DA ENVIADA ESPECIAL A BELÉM
Diretor de pesquisas emérito do Centro de Pesquisa da França, o franco-brasileiro Michael Löwy, 70, radicado há 40 anos no país europeu, defende que a crise do capitalismo fez aumentar o impacto do Fórum Social Mundial e comemora a esquerda política da América Latina.
FOLHA – O Fórum Social Mundial se revitalizou?
MICHAEL LÖWY – Havia a ideia de que o Fórum tinha esgotado seu papel, estava em crise e não tinha mais o que dizer, que o movimento altermundialista [antiglobalização] já tinha acabado e era preciso passar para uma outra. Hoje em dia esse discurso acabou. Está muito clara a vitalidade extraordinária do processo do Fórum, sua capacidade de se reinventar e de avançar em ideias e propostas. Acho que o impacto do Fórum aumentou. Quem está em crise agora é o outro fórum, o de Davos. Seus dogmas foram por água abaixo. O que o Fórum Social Mundial sempre disse, que se precisa de outro mundo, se revelou verdadeiro.
FOLHA – A crise econômica roubou espaço do temas original desse FSM, a Amazônia?
LÖWY – Pelo contrário. Há uma relação entre a crise econômica, a alimentar, a ecológica. Há uma convergência das crises, uma mesma raiz que é um modelo de civilização industrial, capitalista e ocidental em que vivemos.
FOLHA – O FSM não devia propor uma saída?

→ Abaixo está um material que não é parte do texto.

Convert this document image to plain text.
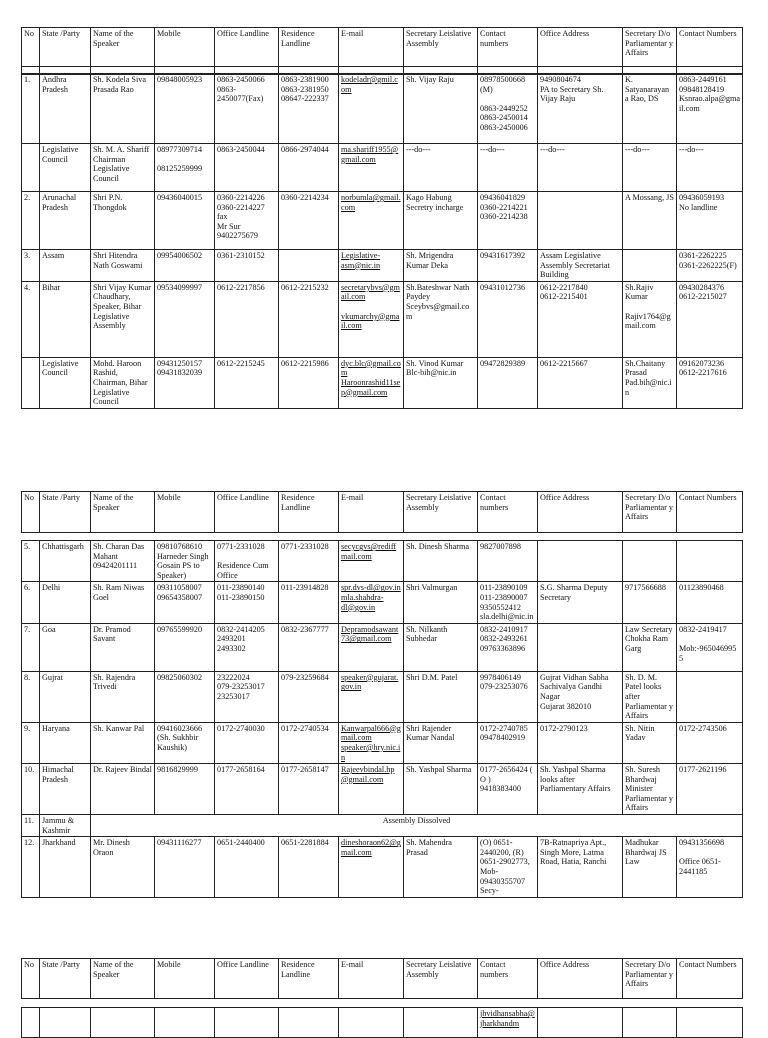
No	State /Party	Name of the Speaker	Mobile	Office Landline	Residence Landline	E-mail	Secretary Leislative Assembly	Contact numbers	Office Address	Secretary D/o Parliamentar y Affairs	Contact Numbers

1.	Andhra Pradesh	Sh. Kodela Siva Prasada Rao	09848005923	0863-2450066
0863-2450077(Fax)	0863-2381900
0863-2381950
08647-222337	kodeladr@gmil.com	Sh. Vijay Raju	08978500668 (M)

0863-2449252
0863-2450014
0863-2450006	9490804674
PA to Secretary Sh. Vijay Raju	K. Satyanarayan a Rao, DS	0863-2449161
09848128419
Ksnrao.alpa@gmail.com

	Legislative Council	Sh. M. A. Shariff
Chairman Legislative Council	08977309714

08125259999	0863-2450044	0866-2974044	ma.shariff1955@gmail.com	---do---	---do---	---do---	---do---	---do---

2.	Arunachal Pradesh	Shri P.N. Thongdok	09436040015	0360-2214226
0360-2214227 fax
Mr Sur 9402275679	0360-2214234	norbumla@gmail.com	Kago Habung Secretry incharge	09436041829
0360-2214221
0360-2214238		A Mossang, JS	09436059193
No landline

3.	Assam	Shri Hitendra Nath Goswami	09954006502	0361-2310152		Legislative-asm@nic.in	Sh. Mrigendra Kumar Deka	09431617392	Assam Legislative Assembly Secretariat Building		0361-2262225
0361-2262225(F)

4.	Bihar	Shri Vijay Kumar Chaudhary, Speaker, Bihar Legislative Assembly	09534099997	0612-2217856	0612-2215232	secretarybvs@gmail.com

vkumarchy@gmail.com	Sh.Bateshwar Nath Paydey Sceybvs@gmail.com	09431012736	0612-2217840
0612-2215401	Sh.Rajiv Kumar

Rajiv1764@gmail.com	09430284376
0612-2215027

	Legislative Council	Mohd. Haroon Rashid, Chairman, Bihar Legislative Council	09431250157
09431832039	0612-2215245	0612-2215986	dyc.blc@gmail.com
Haroonrashid11sep@gmail.com	Sh. Vinod Kumar Blc-bih@nic.in	09472829389	0612-2215667	Sh.Chaitany Prasad Pad.bih@nic.in	09162073236
0612-2217616
No	State /Party	Name of the Speaker	Mobile	Office Landline	Residence Landline	E-mail	Secretary Leislative Assembly	Contact numbers	Office Address	Secretary D/o Parliamentar y Affairs	Contact Numbers
5.	Chhattisgarh	Sh. Charan Das Mahant 09424201111	09810768610
Harneder Singh Gosain PS to Speaker)	0771-2331028

Residence Cum Office	0771-2331028	secycgvs@rediffmail.com	Sh. Dinesh Sharma	9827007898			

6.	Delhi	Sh. Ram Niwas Goel	09311058007
09654358007	011-23890140
011-23890150	011-23914828	spr.dvs-dl@gov.in
mla.shahdra-dl@gov.in	Shri Valmurgan	011-23890109
011-23890007
9350552412
sla.delhi@nic.in	S.G. Sharma Deputy Secretary	9717566688	01123890468

7.	Goa	Dr. Pramod Savant	09765599920	0832-2414205
2493201
2493302	0832-2367777	Depramodsawant73@gmail.com	Sh. Nilkanth Subhedar	0832-2410917
0832-2493261
09763363896		Law Secretary Chokha Ram Garg	0832-2419417

Mob:-9650469955

8.	Gujrat	Sh. Rajendra Trivedi	09825060302	23222024
079-23253017
23253017	079-23259684	speaker@gujarat.gov.in	Shri D.M. Patel	9978406149
079-23253076	Gujrat Vidhan Sabha Sachivalya Gandhi Nagar
Gujarat 382010	Sh. D. M. Patel looks after Parliamentar y Affairs	

9.	Haryana	Sh. Kanwar Pal	09416023666
(Sh. Sukhbir Kaushik)	0172-2740030	0172-2740534	Kanwarpal666@gmail.com
speaker@hry.nic.in	Shri Rajender Kumar Nandal	0172-2740785
09478402919	0172-2790123	Sh. Nitin Yadav	0172-2743506

10.	Himachal Pradesh	Dr. Rajeev Bindal	9816829999	0177-2658164	0177-2658147	Rajeevbindal.hp@gmail.com	Sh. Yashpal Sharma	0177-2656424 ( O )
9418383400	Sh. Yashpal Sharma looks after Parliamentary Affairs	Sh. Suresh Bhardwaj Minister Parliamentar y Affairs	0177-2621196

11.	Jammu & Kashmir	Assembly Dissolved									

12.	Jharkhand	Mr. Dinesh Oraon	09431116277	0651-2440400	0651-2281884	dineshoraon62@gmail.com	Sh. Mahendra Prasad	(O) 0651-2440200, (R) 0651-2902773, Mob-09430355707 Secy-	7B-Ratnapriya Apt., Singh More, Latma Road, Hatia, Ranchi	Madhukar Bhardwaj JS Law	09431356698

Office 0651-2441185
No	State /Party	Name of the Speaker	Mobile	Office Landline	Residence Landline	E-mail	Secretary Leislative Assembly	Contact numbers	Office Address	Secretary D/o Parliamentar y Affairs	Contact Numbers
								jhvidhansabha@jharkhandm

LÖWY – O fórum é um movimento de protesto. Gente que se reúne para dizer “não”, “não queremos o mundo em que tudo virou mercadoria”, “não queremos um mundo dominado pelo capital”. Há um “não!”, e isso é muito importante, algo precioso e não deve ser minimizado.Mas insatisfação apenas não é suficiente. Há quem diga que o fórum só critica e não propõe nada. Não é verdade.
FOLHA – Um fórum que foge da interferência de governos traz cinco presidentes…
LÖWY – O fórum nunca negou a política, ela está presente. Não queremos é que o fórum seja aparelhado ou instrumentalizado por partidos políticos ou governos. Se a participação de presidentes e políticos acaba sendo o ponto alto, é a ponta visível do iceberg. Lá embaixo é muito maior.
FOLHA – A volta para a América Latina e o contato com suas esquerdas renova o fórum?
LÖWY – A América Latina é onde a tentativa de romper as amarras do neoliberalismo está indo mais longe. Nós temos não só movimentos sociais e forças políticas que colocam essa exigência, mas ao menos três experiências novas -Venezuela, Bolívia e Equador- de governos com grande apoio popular tentando buscar uma alternativa ao Liberalismo e colocando a necessidade de superar o sistema capitalista. Infelizmente não é o caso do Brasil.
FOLHA – O que faltou aqui?
LÖWY – O Brasil deveria ter estado na vanguarda desse processo, porque é o único que tem um grande partido dos trabalhadores e com um dirigente que foi um grande operário e dirigente sindical. É um governo melhor do que os anteriores, mas comparado ao que havia sido a trajetória e histórico do PT, é decepcionante.